If you want to use Oracle Big Data Cloud and Python using the built-in Zeppelin notebooks, follow these instructions. This is based on a single node instance.
Versions:
Anaconda 3.6 : 3.6.3
Oracle BDC: 17.3.3-20
Steps I took.
- Get Anaconda
- login to BDC using ssh
- mkdir anaconda
- cd anaconda
- wget https://repo.continuum.io/archive/Anaconda3-5.0.1-Linux-x86_64.sh
- Or latest version
- Install Anaconda (I installed 3.6, 2.7 also works)
- sudo bash Anaconda3-5.0.1-Linux-x86_64.sh
- Accept Licence
- install to /opt/anaconda
- Check if everything is OK
- logout of ssh
- connect to ssh again
- /opt/anaconda/bin/conda list
- If you get a list of packages, you are good to go.

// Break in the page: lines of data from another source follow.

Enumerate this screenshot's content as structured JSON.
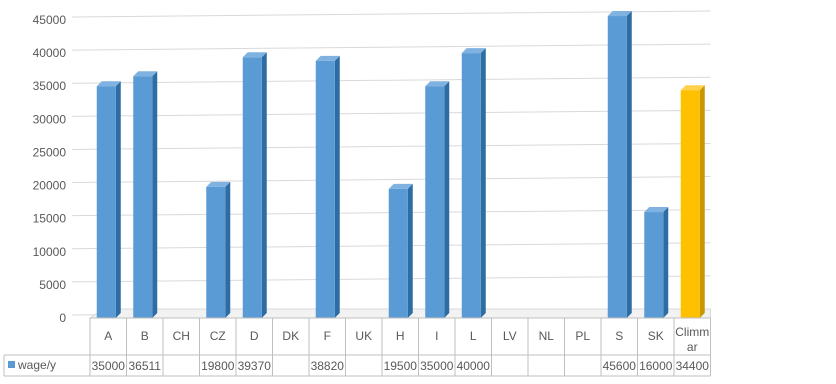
{
  "chart_data": {
    "type": "bar",
    "title": "",
    "xlabel": "",
    "ylabel": "",
    "categories": [
      "A",
      "B",
      "CH",
      "CZ",
      "D",
      "DK",
      "F",
      "UK",
      "H",
      "I",
      "L",
      "LV",
      "NL",
      "PL",
      "S",
      "SK",
      "Climmar"
    ],
    "category_labels": [
      "A",
      "B",
      "CH",
      "CZ",
      "D",
      "DK",
      "F",
      "UK",
      "H",
      "I",
      "L",
      "LV",
      "NL",
      "PL",
      "S",
      "SK",
      "Climm|ar"
    ],
    "series": [
      {
        "name": "wage/y",
        "values": [
          35000,
          36511,
          null,
          19800,
          39370,
          null,
          38820,
          null,
          19500,
          35000,
          40000,
          null,
          null,
          null,
          45600,
          16000,
          34400
        ],
        "table_labels": [
          "35000",
          "36511",
          "",
          "19800",
          "39370",
          "",
          "38820",
          "",
          "19500",
          "35000",
          "40000",
          "",
          "",
          "",
          "45600",
          "16000",
          "34400"
        ]
      }
    ],
    "highlight_category": "Climmar",
    "ylim": [
      0,
      45000
    ],
    "yticks": [
      0,
      5000,
      10000,
      15000,
      20000,
      25000,
      30000,
      35000,
      40000,
      45000
    ],
    "grid": true,
    "data_table": true,
    "colors": {
      "series": "#5b9bd5",
      "series_side": "#2e6ca4",
      "highlight": "#ffc000",
      "highlight_side": "#c99700",
      "grid": "#d9d9d9",
      "axis_text": "#595959"
    }
  }
}
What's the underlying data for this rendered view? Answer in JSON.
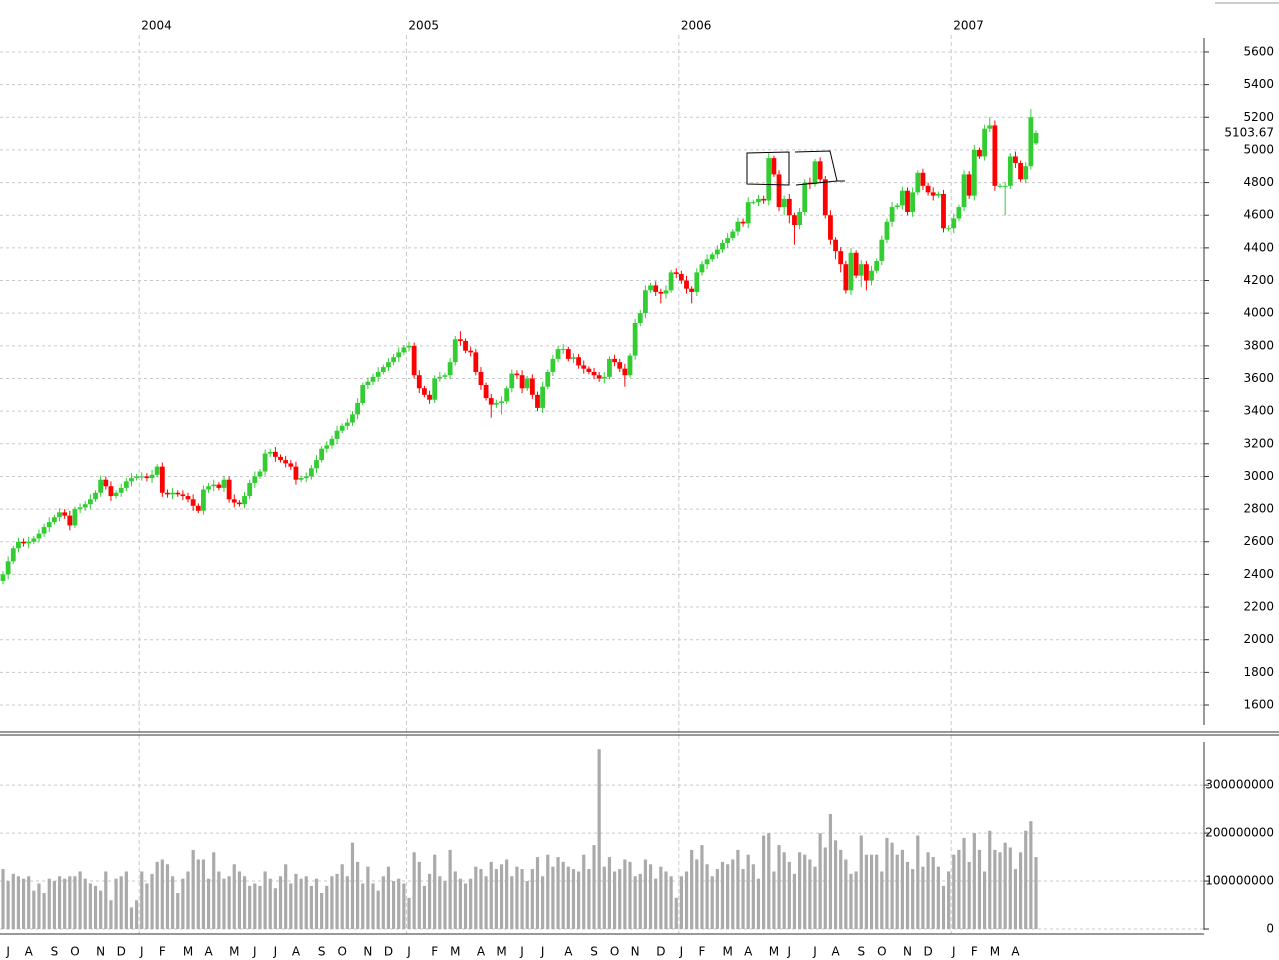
{
  "chart_data": [
    {
      "type": "candlestick",
      "categories": [
        null,
        "J",
        null,
        null,
        null,
        "A",
        null,
        null,
        null,
        null,
        "S",
        null,
        null,
        null,
        "O",
        null,
        null,
        null,
        null,
        "N",
        null,
        null,
        null,
        "D",
        null,
        null,
        null,
        "J",
        null,
        null,
        null,
        "F",
        null,
        null,
        null,
        null,
        "M",
        null,
        null,
        null,
        "A",
        null,
        null,
        null,
        null,
        "M",
        null,
        null,
        null,
        "J",
        null,
        null,
        null,
        "J",
        null,
        null,
        null,
        "A",
        null,
        null,
        null,
        null,
        "S",
        null,
        null,
        null,
        "O",
        null,
        null,
        null,
        null,
        "N",
        null,
        null,
        null,
        "D",
        null,
        null,
        null,
        "J",
        null,
        null,
        null,
        null,
        "F",
        null,
        null,
        null,
        "M",
        null,
        null,
        null,
        null,
        "A",
        null,
        null,
        null,
        "M",
        null,
        null,
        null,
        "J",
        null,
        null,
        null,
        "J",
        null,
        null,
        null,
        null,
        "A",
        null,
        null,
        null,
        null,
        "S",
        null,
        null,
        null,
        "O",
        null,
        null,
        null,
        "N",
        null,
        null,
        null,
        null,
        "D",
        null,
        null,
        null,
        "J",
        null,
        null,
        null,
        "F",
        null,
        null,
        null,
        null,
        "M",
        null,
        null,
        null,
        "A",
        null,
        null,
        null,
        null,
        "M",
        null,
        null,
        "J",
        null,
        null,
        null,
        null,
        "J",
        null,
        null,
        null,
        "A",
        null,
        null,
        null,
        null,
        "S",
        null,
        null,
        null,
        "O",
        null,
        null,
        null,
        null,
        "N",
        null,
        null,
        null,
        "D",
        null,
        null,
        null,
        null,
        "J",
        null,
        null,
        null,
        "F",
        null,
        null,
        null,
        "M",
        null,
        null,
        null,
        "A",
        null,
        null,
        null,
        null
      ],
      "year_labels": [
        "2004",
        "2005",
        "2006",
        "2007"
      ],
      "open": [
        2360,
        2400,
        2480,
        2560,
        2600,
        2590,
        2600,
        2620,
        2650,
        2690,
        2720,
        2750,
        2780,
        2760,
        2700,
        2800,
        2810,
        2830,
        2860,
        2900,
        2980,
        2940,
        2880,
        2900,
        2930,
        2970,
        2990,
        3000,
        3000,
        2990,
        3010,
        3060,
        2900,
        2890,
        2900,
        2890,
        2880,
        2860,
        2820,
        2790,
        2920,
        2940,
        2950,
        2930,
        2980,
        2860,
        2840,
        2830,
        2880,
        2960,
        3000,
        3030,
        3140,
        3150,
        3120,
        3100,
        3080,
        3060,
        2980,
        2990,
        3000,
        3050,
        3100,
        3170,
        3190,
        3230,
        3280,
        3310,
        3330,
        3380,
        3450,
        3560,
        3580,
        3610,
        3640,
        3670,
        3700,
        3730,
        3760,
        3790,
        3800,
        3620,
        3540,
        3500,
        3470,
        3600,
        3610,
        3620,
        3700,
        3840,
        3830,
        3770,
        3760,
        3640,
        3560,
        3480,
        3440,
        3450,
        3460,
        3540,
        3630,
        3620,
        3540,
        3600,
        3500,
        3420,
        3550,
        3640,
        3720,
        3780,
        3780,
        3720,
        3730,
        3680,
        3660,
        3640,
        3620,
        3600,
        3610,
        3720,
        3700,
        3660,
        3620,
        3740,
        3940,
        4000,
        4140,
        4170,
        4130,
        4120,
        4140,
        4250,
        4240,
        4200,
        4150,
        4130,
        4250,
        4300,
        4330,
        4360,
        4390,
        4430,
        4460,
        4500,
        4560,
        4550,
        4680,
        4680,
        4700,
        4690,
        4950,
        4850,
        4650,
        4700,
        4600,
        4540,
        4620,
        4800,
        4790,
        4930,
        4820,
        4600,
        4450,
        4380,
        4300,
        4140,
        4370,
        4230,
        4300,
        4200,
        4260,
        4320,
        4450,
        4560,
        4650,
        4660,
        4750,
        4620,
        4740,
        4860,
        4780,
        4740,
        4720,
        4730,
        4520,
        4520,
        4580,
        4650,
        4850,
        4720,
        5000,
        4960,
        5130,
        5150,
        4780,
        4780,
        4780,
        4960,
        4920,
        4820,
        4900,
        5040
      ],
      "high": [
        2420,
        2510,
        2575,
        2625,
        2620,
        2630,
        2635,
        2675,
        2710,
        2750,
        2765,
        2805,
        2800,
        2790,
        2815,
        2835,
        2850,
        2890,
        2915,
        3005,
        3000,
        2970,
        2915,
        2955,
        2990,
        3020,
        3015,
        3025,
        3020,
        3040,
        3075,
        3085,
        2920,
        2930,
        2915,
        2915,
        2900,
        2890,
        2835,
        2945,
        2960,
        2980,
        2965,
        3005,
        3000,
        2890,
        2855,
        2905,
        2980,
        3030,
        3045,
        3165,
        3170,
        3180,
        3135,
        3125,
        3100,
        3090,
        3005,
        3025,
        3070,
        3130,
        3185,
        3215,
        3250,
        3310,
        3325,
        3355,
        3400,
        3480,
        3575,
        3605,
        3630,
        3670,
        3685,
        3725,
        3750,
        3790,
        3805,
        3825,
        3820,
        3650,
        3555,
        3525,
        3620,
        3640,
        3635,
        3725,
        3860,
        3890,
        3845,
        3795,
        3780,
        3670,
        3575,
        3505,
        3470,
        3490,
        3555,
        3655,
        3650,
        3650,
        3615,
        3625,
        3520,
        3580,
        3655,
        3745,
        3800,
        3810,
        3795,
        3755,
        3750,
        3710,
        3675,
        3665,
        3640,
        3640,
        3735,
        3745,
        3720,
        3690,
        3755,
        3965,
        4020,
        4170,
        4185,
        4195,
        4150,
        4170,
        4265,
        4275,
        4260,
        4230,
        4165,
        4275,
        4320,
        4360,
        4375,
        4415,
        4450,
        4490,
        4515,
        4585,
        4580,
        4710,
        4695,
        4725,
        4720,
        4980,
        4965,
        4875,
        4720,
        4730,
        4615,
        4645,
        4820,
        4830,
        4945,
        4955,
        4840,
        4630,
        4465,
        4405,
        4320,
        4400,
        4385,
        4325,
        4320,
        4290,
        4335,
        4475,
        4580,
        4680,
        4675,
        4775,
        4770,
        4770,
        4875,
        4885,
        4800,
        4770,
        4745,
        4755,
        4540,
        4610,
        4665,
        4875,
        4870,
        5030,
        5015,
        5155,
        5200,
        5180,
        4795,
        4805,
        4980,
        4990,
        4935,
        4925,
        5250,
        5120
      ],
      "low": [
        2340,
        2370,
        2465,
        2535,
        2570,
        2560,
        2585,
        2595,
        2630,
        2660,
        2705,
        2725,
        2740,
        2670,
        2685,
        2775,
        2790,
        2800,
        2845,
        2875,
        2920,
        2850,
        2865,
        2875,
        2910,
        2940,
        2975,
        2975,
        2970,
        2960,
        2995,
        2875,
        2870,
        2860,
        2875,
        2855,
        2840,
        2790,
        2775,
        2765,
        2900,
        2910,
        2915,
        2905,
        2840,
        2810,
        2815,
        2805,
        2860,
        2930,
        2985,
        3005,
        3120,
        3090,
        3085,
        3055,
        3040,
        2950,
        2965,
        2965,
        2980,
        3020,
        3085,
        3145,
        3170,
        3200,
        3265,
        3285,
        3310,
        3350,
        3435,
        3535,
        3560,
        3580,
        3625,
        3645,
        3680,
        3700,
        3745,
        3765,
        3600,
        3510,
        3485,
        3445,
        3450,
        3580,
        3595,
        3595,
        3680,
        3800,
        3755,
        3735,
        3620,
        3530,
        3465,
        3360,
        3420,
        3380,
        3445,
        3515,
        3600,
        3510,
        3525,
        3475,
        3400,
        3390,
        3535,
        3615,
        3700,
        3750,
        3705,
        3695,
        3660,
        3630,
        3625,
        3595,
        3580,
        3570,
        3595,
        3675,
        3640,
        3550,
        3605,
        3715,
        3920,
        3970,
        4125,
        4105,
        4060,
        4090,
        4125,
        4215,
        4180,
        4120,
        4060,
        4105,
        4230,
        4270,
        4315,
        4335,
        4370,
        4400,
        4445,
        4475,
        4530,
        4520,
        4665,
        4655,
        4670,
        4660,
        4835,
        4625,
        4600,
        4550,
        4420,
        4515,
        4600,
        4760,
        4775,
        4795,
        4580,
        4420,
        4330,
        4250,
        4120,
        4110,
        4215,
        4160,
        4140,
        4170,
        4245,
        4295,
        4430,
        4530,
        4635,
        4635,
        4600,
        4590,
        4725,
        4755,
        4720,
        4690,
        4705,
        4495,
        4500,
        4490,
        4565,
        4625,
        4700,
        4690,
        4945,
        4935,
        5110,
        4750,
        4765,
        4600,
        4760,
        4890,
        4805,
        4795,
        4880,
        5030
      ],
      "close": [
        2400,
        2480,
        2560,
        2600,
        2590,
        2600,
        2620,
        2650,
        2690,
        2720,
        2750,
        2780,
        2760,
        2700,
        2800,
        2810,
        2830,
        2860,
        2900,
        2980,
        2940,
        2880,
        2900,
        2930,
        2970,
        2990,
        3000,
        3000,
        2990,
        3010,
        3060,
        2900,
        2890,
        2900,
        2890,
        2880,
        2860,
        2820,
        2790,
        2920,
        2940,
        2950,
        2930,
        2980,
        2860,
        2840,
        2830,
        2880,
        2960,
        3000,
        3030,
        3140,
        3150,
        3120,
        3100,
        3080,
        3060,
        2980,
        2990,
        3000,
        3050,
        3100,
        3170,
        3190,
        3230,
        3280,
        3310,
        3330,
        3380,
        3450,
        3560,
        3580,
        3610,
        3640,
        3670,
        3700,
        3730,
        3760,
        3790,
        3800,
        3620,
        3540,
        3500,
        3470,
        3600,
        3610,
        3620,
        3700,
        3840,
        3830,
        3770,
        3760,
        3640,
        3560,
        3480,
        3440,
        3450,
        3460,
        3540,
        3630,
        3620,
        3540,
        3600,
        3500,
        3420,
        3550,
        3640,
        3720,
        3780,
        3780,
        3720,
        3730,
        3680,
        3660,
        3640,
        3620,
        3600,
        3610,
        3720,
        3700,
        3660,
        3620,
        3740,
        3940,
        4000,
        4140,
        4170,
        4130,
        4120,
        4140,
        4250,
        4240,
        4200,
        4150,
        4130,
        4250,
        4300,
        4330,
        4360,
        4390,
        4430,
        4460,
        4500,
        4560,
        4550,
        4680,
        4680,
        4700,
        4690,
        4950,
        4850,
        4650,
        4700,
        4600,
        4540,
        4620,
        4800,
        4790,
        4930,
        4820,
        4600,
        4450,
        4380,
        4300,
        4140,
        4370,
        4230,
        4300,
        4200,
        4260,
        4320,
        4450,
        4560,
        4650,
        4660,
        4750,
        4620,
        4740,
        4860,
        4780,
        4740,
        4720,
        4730,
        4520,
        4520,
        4580,
        4650,
        4850,
        4720,
        5000,
        4960,
        5130,
        5150,
        4780,
        4780,
        4780,
        4960,
        4920,
        4820,
        4900,
        5200,
        5103.67
      ],
      "up_color": "#33cc33",
      "down_color": "#ff0000",
      "last_color": "#ff0000",
      "ylim": [
        1480,
        5680
      ],
      "yticks": [
        1600,
        1800,
        2000,
        2200,
        2400,
        2600,
        2800,
        3000,
        3200,
        3400,
        3600,
        3800,
        4000,
        4200,
        4400,
        4600,
        4800,
        5000,
        5200,
        5400,
        5600
      ],
      "grid": true
    },
    {
      "type": "bar",
      "color": "#aaaaaa",
      "values": [
        125000000,
        100000000,
        115000000,
        110000000,
        105000000,
        110000000,
        80000000,
        95000000,
        75000000,
        105000000,
        100000000,
        110000000,
        105000000,
        110000000,
        110000000,
        120000000,
        105000000,
        95000000,
        90000000,
        80000000,
        120000000,
        60000000,
        105000000,
        110000000,
        120000000,
        45000000,
        60000000,
        120000000,
        95000000,
        115000000,
        140000000,
        145000000,
        135000000,
        110000000,
        75000000,
        105000000,
        120000000,
        165000000,
        145000000,
        145000000,
        105000000,
        160000000,
        120000000,
        105000000,
        110000000,
        135000000,
        120000000,
        110000000,
        90000000,
        95000000,
        90000000,
        120000000,
        105000000,
        85000000,
        110000000,
        135000000,
        95000000,
        115000000,
        105000000,
        110000000,
        90000000,
        105000000,
        75000000,
        90000000,
        110000000,
        115000000,
        135000000,
        110000000,
        180000000,
        140000000,
        95000000,
        130000000,
        95000000,
        80000000,
        110000000,
        130000000,
        100000000,
        105000000,
        95000000,
        65000000,
        160000000,
        140000000,
        90000000,
        115000000,
        155000000,
        110000000,
        100000000,
        165000000,
        120000000,
        105000000,
        95000000,
        105000000,
        130000000,
        125000000,
        110000000,
        140000000,
        125000000,
        135000000,
        145000000,
        110000000,
        130000000,
        125000000,
        100000000,
        125000000,
        150000000,
        110000000,
        155000000,
        130000000,
        150000000,
        140000000,
        130000000,
        125000000,
        120000000,
        155000000,
        125000000,
        175000000,
        375000000,
        130000000,
        150000000,
        120000000,
        125000000,
        145000000,
        140000000,
        110000000,
        115000000,
        145000000,
        135000000,
        105000000,
        130000000,
        120000000,
        110000000,
        65000000,
        110000000,
        120000000,
        165000000,
        145000000,
        175000000,
        135000000,
        110000000,
        125000000,
        140000000,
        135000000,
        145000000,
        165000000,
        125000000,
        155000000,
        135000000,
        105000000,
        195000000,
        200000000,
        120000000,
        175000000,
        160000000,
        140000000,
        115000000,
        160000000,
        155000000,
        145000000,
        130000000,
        200000000,
        170000000,
        240000000,
        185000000,
        165000000,
        145000000,
        115000000,
        120000000,
        195000000,
        155000000,
        155000000,
        155000000,
        120000000,
        190000000,
        180000000,
        155000000,
        165000000,
        140000000,
        125000000,
        195000000,
        130000000,
        160000000,
        150000000,
        130000000,
        90000000,
        120000000,
        155000000,
        165000000,
        190000000,
        140000000,
        200000000,
        165000000,
        120000000,
        205000000,
        165000000,
        160000000,
        180000000,
        170000000,
        125000000,
        160000000,
        205000000,
        225000000,
        150000000
      ],
      "ylim": [
        0,
        390000000
      ],
      "yticks": [
        0,
        100000000,
        200000000,
        300000000
      ],
      "grid": true
    }
  ]
}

- Modify Zeppelin interpreter in Oracle BDC to use Anaconda
- Login to BDC console
- Click on Settings tab.
- Change/add the following properties
- Change zeppelin.pyspark.python – Set to /opt/anaconda/bin/python
- Add PYSPARK_DRIVER_PYTHON – Set to /opt/anaconda/bin/python
- Add PYSPARK_PYTHON – Set to /opt/anaconda/bin/python
- Click SAVE button
- Test the zeppelin interpreter
- Go to the Notebook tab
- Create a New Note
- In first note type
- %pyspark
import sys
print(sys.version)
- %pyspark
- If you see your version, you are all set.